Saturday, August 11, 2012

its not always me.....

its 2 o clock in night,
 and i am feeling cold..cold not like only temperature, cold in feelings also..options, choices, prophecies, all they really exits? does my future tomorrow really depend on my choices taken today? may be, maybe not..if its prophecy, its not miracle, not a co-incidence…nothing in my own hand to control, if its not, am controlling my future,.. i will  go with the second option, sarcastically i am having choices now, i am choosing not to choose anymore…i am feeling not to feel anymore…i am dying of getting dead everyday..i am living but not a life anymore…my existence is not existing in this world..it has one more world..full of dreams, imaginations, power to control myself, and themselves, whom i want to control, again whom i don't want to control, i am controlling them by giving them their own control…seems all are different frames of views, its what i want to interpret things..i can put my own reasons behind every miracle, incident and consequence, i can put my own name after myself, but most of the time, i have to put my name after him which is not true myself…i put my name after one person, who sometimes behave like myself, sometime not…who sometime talk like myself sometimes not..who sometimes, dream like myself sometimes not…still i put my name after him…as its myself, and at-least i have my power of controlling myself, my thought my dream, not always, but sometime, not sometime but the time i let myself to control..i know now you think, its something confusing, but if its confusing, you are already confused, and if you are already confused, you are not here, you are somewhere else, if you are somewhere else, and not here and confused, then you are not reading this, if you are not reading this you are not confused, then why you are blaming me to make you confuse? confused huh? 

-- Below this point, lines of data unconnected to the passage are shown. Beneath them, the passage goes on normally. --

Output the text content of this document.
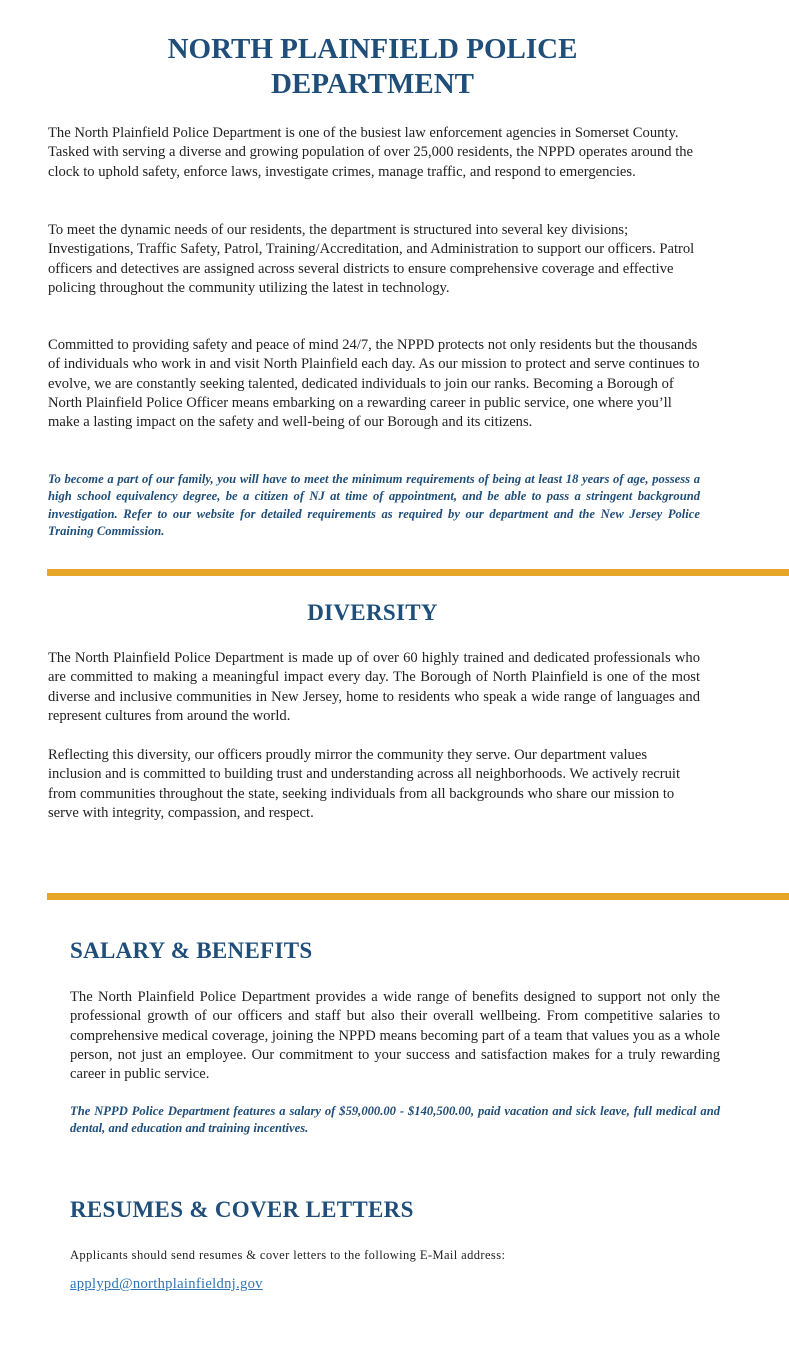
NORTH PLAINFIELD POLICE
DEPARTMENT

The North Plainfield Police Department is one of the busiest law enforcement agencies in Somerset County. Tasked with serving a diverse and growing population of over 25,000 residents, the NPPD operates around the clock to uphold safety, enforce laws, investigate crimes, manage traffic, and respond to emergencies.

To meet the dynamic needs of our residents, the department is structured into several key divisions; Investigations, Traffic Safety, Patrol, Training/Accreditation, and Administration to support our officers. Patrol officers and detectives are assigned across several districts to ensure comprehensive coverage and effective policing throughout the community utilizing the latest in technology.

Committed to providing safety and peace of mind 24/7, the NPPD protects not only residents but the thousands of individuals who work in and visit North Plainfield each day. As our mission to protect and serve continues to evolve, we are constantly seeking talented, dedicated individuals to join our ranks. Becoming a Borough of North Plainfield Police Officer means embarking on a rewarding career in public service, one where you’ll make a lasting impact on the safety and well-being of our Borough and its citizens.

To become a part of our family, you will have to meet the minimum requirements of being at least 18 years of age, possess a high school equivalency degree, be a citizen of NJ at time of appointment, and be able to pass a stringent background investigation. Refer to our website for detailed requirements as required by our department and the New Jersey Police Training Commission.

DIVERSITY

The North Plainfield Police Department is made up of over 60 highly trained and dedicated professionals who are committed to making a meaningful impact every day. The Borough of North Plainfield is one of the most diverse and inclusive communities in New Jersey, home to residents who speak a wide range of languages and represent cultures from around the world.

Reflecting this diversity, our officers proudly mirror the community they serve. Our department values inclusion and is committed to building trust and understanding across all neighborhoods. We actively recruit from communities throughout the state, seeking individuals from all backgrounds who share our mission to serve with integrity, compassion, and respect.

SALARY & BENEFITS

The North Plainfield Police Department provides a wide range of benefits designed to support not only the professional growth of our officers and staff but also their overall wellbeing. From competitive salaries to comprehensive medical coverage, joining the NPPD means becoming part of a team that values you as a whole person, not just an employee. Our commitment to your success and satisfaction makes for a truly rewarding career in public service.

The NPPD Police Department features a salary of $59,000.00 - $140,500.00, paid vacation and sick leave, full medical and dental, and education and training incentives.

RESUMES & COVER LETTERS

Applicants should send resumes & cover letters to the following E-Mail address:

applypd@northplainfieldnj.gov
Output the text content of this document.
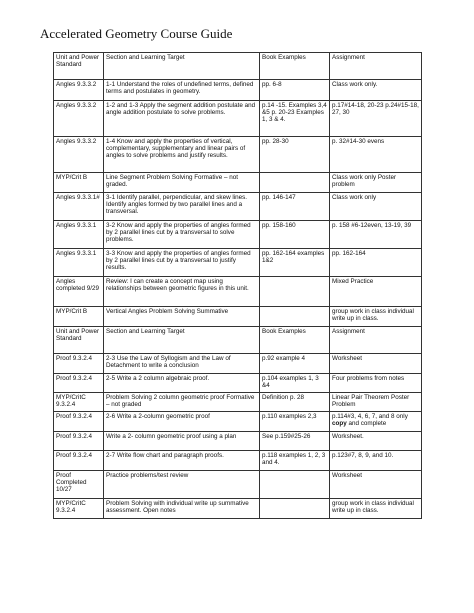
Accelerated Geometry Course Guide
Unit and Power Standard	Section and Learning Target	Book Examples	Assignment
Angles 9.3.3.2	1-1 Understand the roles of undefined terms, defined terms and postulates in geometry.	pp. 6-8	Class work only.
Angles 9.3.3.2	1-2 and 1-3 Apply the segment addition postulate and angle addition postulate to solve problems.	p.14 -15. Examples 3,4 &5 p. 20-23 Examples 1, 3 & 4.	p.17#14-18, 20-23 p.24#15-18, 27, 30
Angles 9.3.3.2	1-4 Know and apply the properties of vertical, complementary, supplementary and linear pairs of angles to solve problems and justify results.	pp. 28-30	p. 32#14-30 evens
MYP/Crit B	Line Segment Problem Solving Formative – not graded.		Class work only Poster problem
Angles 9.3.3.1#	3-1 Identify parallel, perpendicular, and skew lines. Identify angles formed by two parallel lines and a transversal.	pp. 146-147	Class work only
Angles 9.3.3.1	3-2 Know and apply the properties of angles formed by 2 parallel lines cut by a transversal to solve problems.	pp. 158-160	p. 158 #6-12even, 13-19, 39
Angles 9.3.3.1	3-3 Know and apply the properties of angles formed by 2 parallel lines cut by a transversal to justify results.	pp. 162-164 examples 1&2	pp. 162-164
Angles completed 9/29	Review: I can create a concept map using relationships between geometric figures in this unit.		Mixed Practice
MYP/Crit B	Vertical Angles Problem Solving Summative		group work in class individual write up in class.
Unit and Power Standard	Section and Learning Target	Book Examples	Assignment
Proof 9.3.2.4	2-3 Use the Law of Syllogism and the Law of Detachment to write a conclusion	p.92 example 4	Worksheet
Proof 9.3.2.4	2-5 Write a 2 column algebraic proof.	p.104 examples 1, 3 &4	Four problems from notes
MYP/CritC 9.3.2.4	Problem Solving 2 column geometric proof Formative – not graded	Definition p. 28	Linear Pair Theorem Poster Problem
Proof 9.3.2.4	2-6 Write a 2-column geometric proof	p.110 examples 2,3	p.114#3, 4, 6, 7, and 8 only copy and complete
Proof 9.3.2.4	Write a 2- column geometric proof using a plan	See p.159#25-26	Worksheet.
Proof 9.3.2.4	2-7 Write flow chart and paragraph proofs.	p.118 examples 1, 2, 3 and 4.	p.123#7, 8, 9, and 10.
Proof Completed 10/27	Practice problems/test review		Worksheet
MYP/CritC 9.3.2.4	Problem Solving with individual write up summative assessment. Open notes		group work in class individual write up in class.
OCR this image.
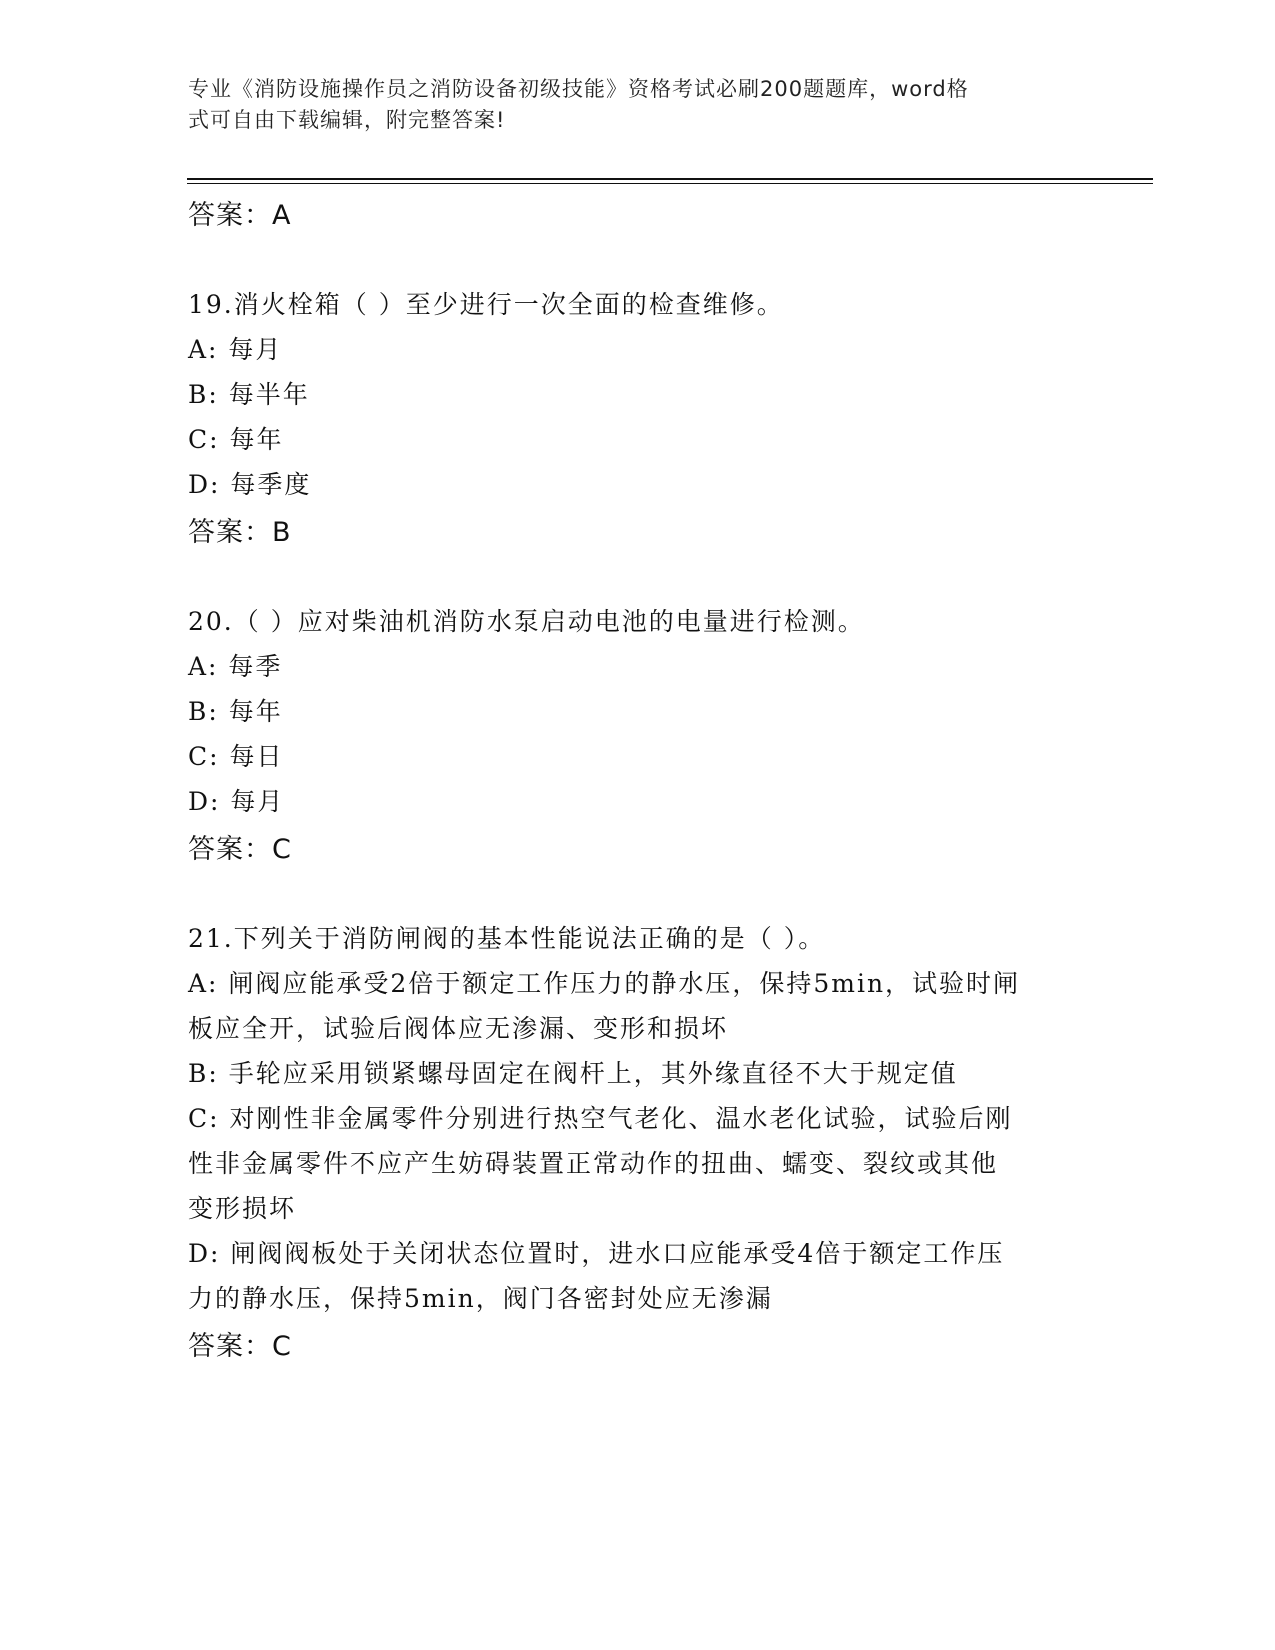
专业《消防设施操作员之消防设备初级技能》资格考试必刷200题题库，word格
式可自由下载编辑，附完整答案!
答案：A
19.消火栓箱（ ）至少进行一次全面的检查维修。
A: 每月
B: 每半年
C: 每年
D: 每季度
答案：B
20.（ ）应对柴油机消防水泵启动电池的电量进行检测。
A: 每季
B: 每年
C: 每日
D: 每月
答案：C
21.下列关于消防闸阀的基本性能说法正确的是（ ）。
A: 闸阀应能承受2倍于额定工作压力的静水压，保持5min，试验时闸
板应全开，试验后阀体应无渗漏、变形和损坏
B: 手轮应采用锁紧螺母固定在阀杆上，其外缘直径不大于规定值
C: 对刚性非金属零件分别进行热空气老化、温水老化试验，试验后刚
性非金属零件不应产生妨碍装置正常动作的扭曲、蠕变、裂纹或其他
变形损坏
D: 闸阀阀板处于关闭状态位置时，进水口应能承受4倍于额定工作压
力的静水压，保持5min，阀门各密封处应无渗漏
答案：C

its not me, its you who are out of control, i can still type my name here, as i said after myself, my dream my creation…i can even take my name out, like i haven't create this things, like i am somebody else, and that other-one is creating this. logics are the base of our intelligence and our base of logic is our intelligence, i am not playing that game, like who comes first chicken or egg? but somebody came first, its doesn't matter anymore who comes first, as both of them taking same importance , and without one other is incomplete, its not worth of fight, who loves whom most, fight is who will end this first,…this sweetness, this imagination, this dream i am now totally involved, this pathetic things should get end…it should be vanished from my life, from my dream…its not nightmare, it doesn't come only at night…because, at night i cant sleep..its my time to regenerate the memories, making them sweet sometime, sometime bitter, sometime happy, sometime sad, sometime is not always effective, still i try i try to convince myself with better prediction of myself…still at the end, its not me its you…who make me like this..if i am insane, its you who are to be blamed..if i am pathetic its you who found that first..if i am romantic, its you who gonna have me that way..if i am dead its for you, i am dyeing…if am living its for you, still breathing,,,if i am in love..its because of you…who exists!